Die EU-Umweltminister wollten am Dienstagnachmittag über die Zukunft von Verbrennern abstimmen. Das Europaparlament hatte sich schon mehrheitlich für ein Ende von Benziner- und Dieselverkäufen ab Mitte des kommenden Jahrzehnts ausgesprochen. Zwischen Grünen und Liberalen im Bundeskabinett gab es zuletzt Auseinandersetzungen in der Frage.
VW ID. Aero Concept
BildergalerieStammwerk unter Plan
VW will im Laufe der nächsten Jahre zusätzliche Stromer auf den Markt bringen. Zurzeit bremst allerdings insbesondere die Knappheit von Mikrochips die Produktion - wie schon 2021. Nach Angaben Cavallos ist das Stammwerk Wolfsburg zur Jahresmitte weit unter dem ursprünglich einmal angepeilten Ziel von 570.000 Fahrzeugen. Momentan stehe man bei gerade mal einem Drittel des alten Plans für 2022 (190.000 Stück). "Da muss jetzt nach dem Werksurlaub also richtig was kommen."

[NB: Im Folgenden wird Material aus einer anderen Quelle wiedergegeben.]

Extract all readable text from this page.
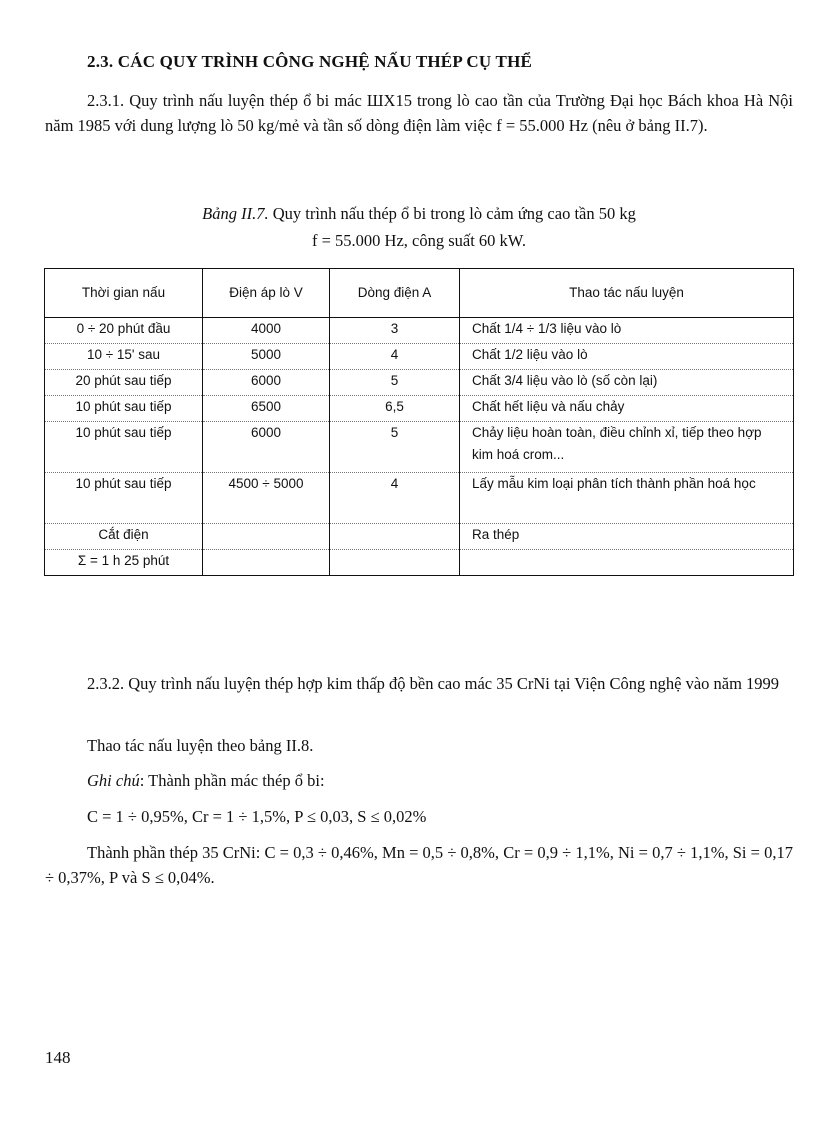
2.3. CÁC QUY TRÌNH CÔNG NGHỆ NẤU THÉP CỤ THỂ

2.3.1. Quy trình nấu luyện thép ổ bi mác ШX15 trong lò cao tần của Trường Đại học Bách khoa Hà Nội năm 1985 với dung lượng lò 50 kg/mẻ và tần số dòng điện làm việc f = 55.000 Hz (nêu ở bảng II.7).

Bảng II.7. Quy trình nấu thép ổ bi trong lò cảm ứng cao tần 50 kg
f = 55.000 Hz, công suất 60 kW.
Thời gian nấu	Điện áp lò V	Dòng điện A	Thao tác nấu luyện
0 ÷ 20 phút đầu	4000	3	Chất 1/4 ÷ 1/3 liệu vào lò
10 ÷ 15' sau	5000	4	Chất 1/2 liệu vào lò
20 phút sau tiếp	6000	5	Chất 3/4 liệu vào lò (số còn lại)
10 phút sau tiếp	6500	6,5	Chất hết liệu và nấu chảy
10 phút sau tiếp	6000	5	Chảy liệu hoàn toàn, điều chỉnh xỉ, tiếp theo hợp kim hoá crom...
10 phút sau tiếp	4500 ÷ 5000	4	Lấy mẫu kim loại phân tích thành phần hoá học
Cắt điện			Ra thép
Σ = 1 h 25 phút			

2.3.2. Quy trình nấu luyện thép hợp kim thấp độ bền cao mác 35 CrNi tại Viện Công nghệ vào năm 1999

Thao tác nấu luyện theo bảng II.8.

Ghi chú: Thành phần mác thép ổ bi:

C = 1 ÷ 0,95%, Cr = 1 ÷ 1,5%, P ≤ 0,03, S ≤ 0,02%

Thành phần thép 35 CrNi: C = 0,3 ÷ 0,46%, Mn = 0,5 ÷ 0,8%, Cr = 0,9 ÷ 1,1%, Ni = 0,7 ÷ 1,1%, Si = 0,17 ÷ 0,37%, P và S ≤ 0,04%.

148
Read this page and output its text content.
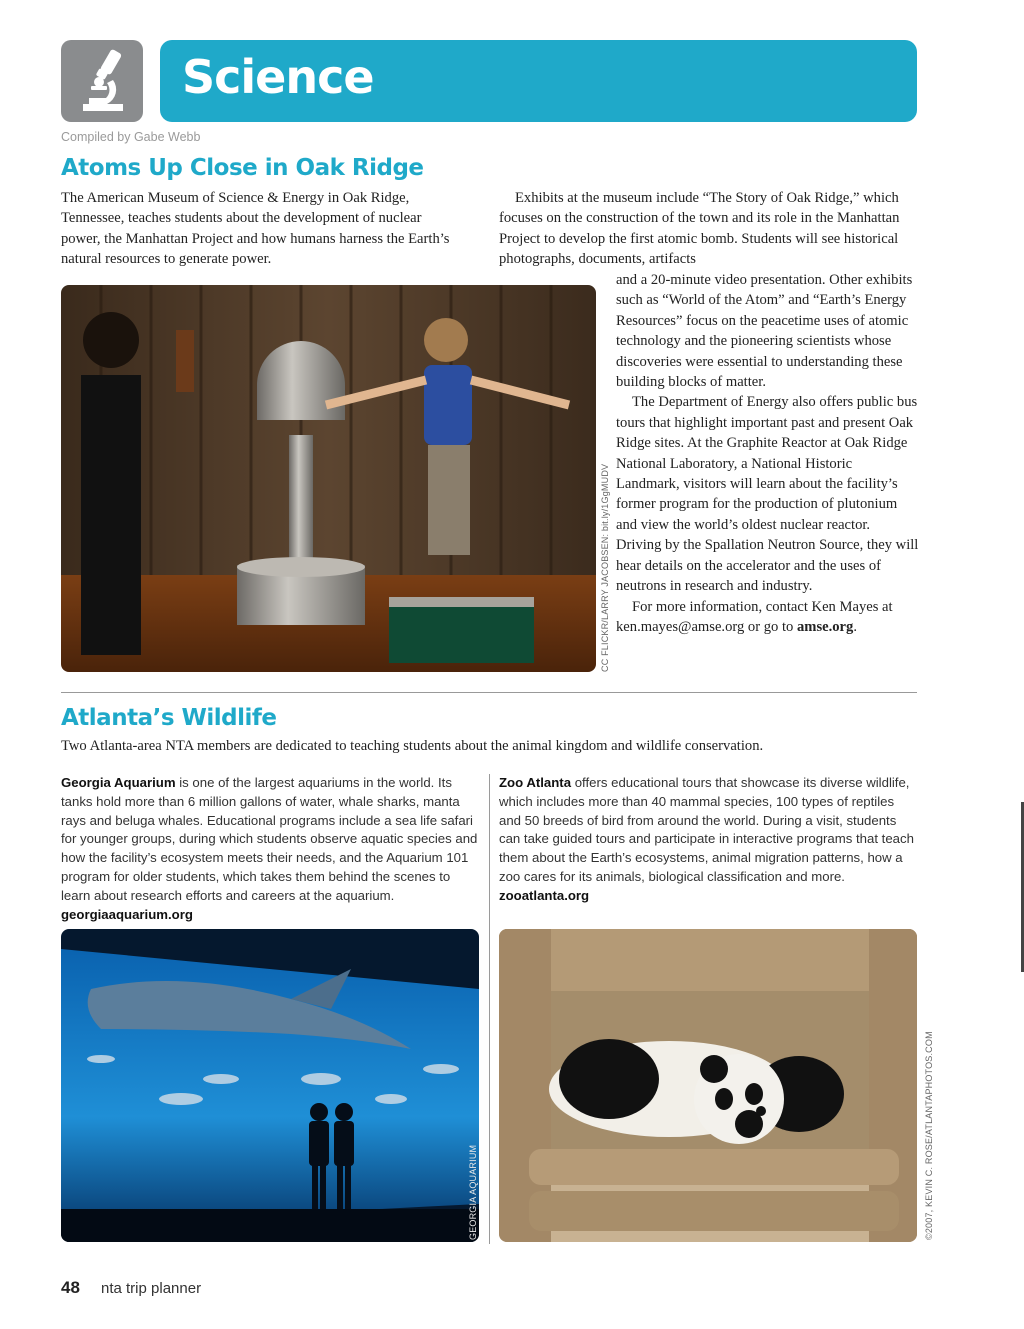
Science
Compiled by Gabe Webb
Atoms Up Close in Oak Ridge

The American Museum of Science & Energy in Oak Ridge, Tennessee, teaches students about the development of nuclear power, the Manhattan Project and how humans harness the Earth’s natural resources to generate power.

Exhibits at the museum include “The Story of Oak Ridge,” which focuses on the construction of the town and its role in the Manhattan Project to develop the first atomic bomb. Students will see historical photographs, documents, artifacts

and a 20-minute video presentation. Other exhibits such as “World of the Atom” and “Earth’s Energy Resources” focus on the peacetime uses of atomic technology and the pioneering scientists whose discoveries were essential to understanding these building blocks of matter.

The Department of Energy also offers public bus tours that highlight important past and present Oak Ridge sites. At the Graphite Reactor at Oak Ridge National Laboratory, a National Historic Landmark, visitors will learn about the facility’s former program for the production of plutonium and view the world’s oldest nuclear reactor. Driving by the Spallation Neutron Source, they will hear details on the accelerator and the uses of neutrons in research and industry.

For more information, contact Ken Mayes at ken.mayes@amse.org or go to amse.org.

CC FLICKR/LARRY JACOBSEN: bit.ly/1GgMUDV
Atlanta’s Wildlife
Two Atlanta-area NTA members are dedicated to teaching students about the animal kingdom and wildlife conservation.
Georgia Aquarium is one of the largest aquariums in the world. Its tanks hold more than 6 million gallons of water, whale sharks, manta rays and beluga whales. Educational programs include a sea life safari for younger groups, during which students observe aquatic species and how the facility’s ecosystem meets their needs, and the Aquarium 101 program for older students, which takes them behind the scenes to learn about research efforts and careers at the aquarium. georgiaaquarium.org
Zoo Atlanta offers educational tours that showcase its diverse wildlife, which includes more than 40 mammal species, 100 types of reptiles and 50 breeds of bird from around the world. During a visit, students can take guided tours and participate in interactive programs that teach them about the Earth’s ecosystems, animal migration patterns, how a zoo cares for its animals, biological classification and more. zooatlanta.org
GEORGIA AQUARIUM	©2007, KEVIN C. ROSE/ATLANTAPHOTOS.COM
48 nta trip planner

Diess glaubt, den US-Erzrivalen Tesla bald einholen zu können. Die Firma von Elon Musk bleibe größter Konkurrent - doch man sehe etwa an der Komplexität der neuen Fabriken in Grünheide bei Berlin und Austin (USA), dass nicht alles von selbst laufe. "Tesla schwächelt", so Diess. "Diese Chance müssen wir nutzen und schnell aufholen - 2025 können wir in Führung gehen." Noch 2022 könne der Abstand schrumpfen, Volkswagen dürfe ihn zumindest "nicht noch größer werden lassen".
Nach abermals heftigen Verstimmungen mit der Belegschaftsvertretung wegen möglicher Sparpläne für die VW-Zentrale sieht Diess nun mehr Einigkeit: "Es freut mich, dass Daniela Cavallo und der Betriebsrat diese Transformation wettbewerbsorientiert mit vorantreiben. Sie ist notwendig, um Wolfsburg zukunftssicher zu machen und langfristig Jobs zu sichern. Wolfsburg kann im Wettbewerb gegen Grünheide bestehen."
Schwierig bleibt das Thema Software. Beim Ausbau der konzerninternen IT-Tochter Cariad soll es Verzögerungen geben - unter der Regie der Einzelmarken Audi und VW läuft die Entwicklung für Assistenzsysteme daher nun doch einige Jahre noch parallel. Laut Diess geht es um ein Langzeitprojekt: "Dass es zu einigen Herausforderungen kommt, war von vornherein allen klar. Das heißt aber nicht, dass Cariad gescheitert ist." Nach Auffassung Cavallos gibt es "auch echte Schwierigkeiten. Aber nein: Es ist nicht so, dass Cariad überfordert wäre."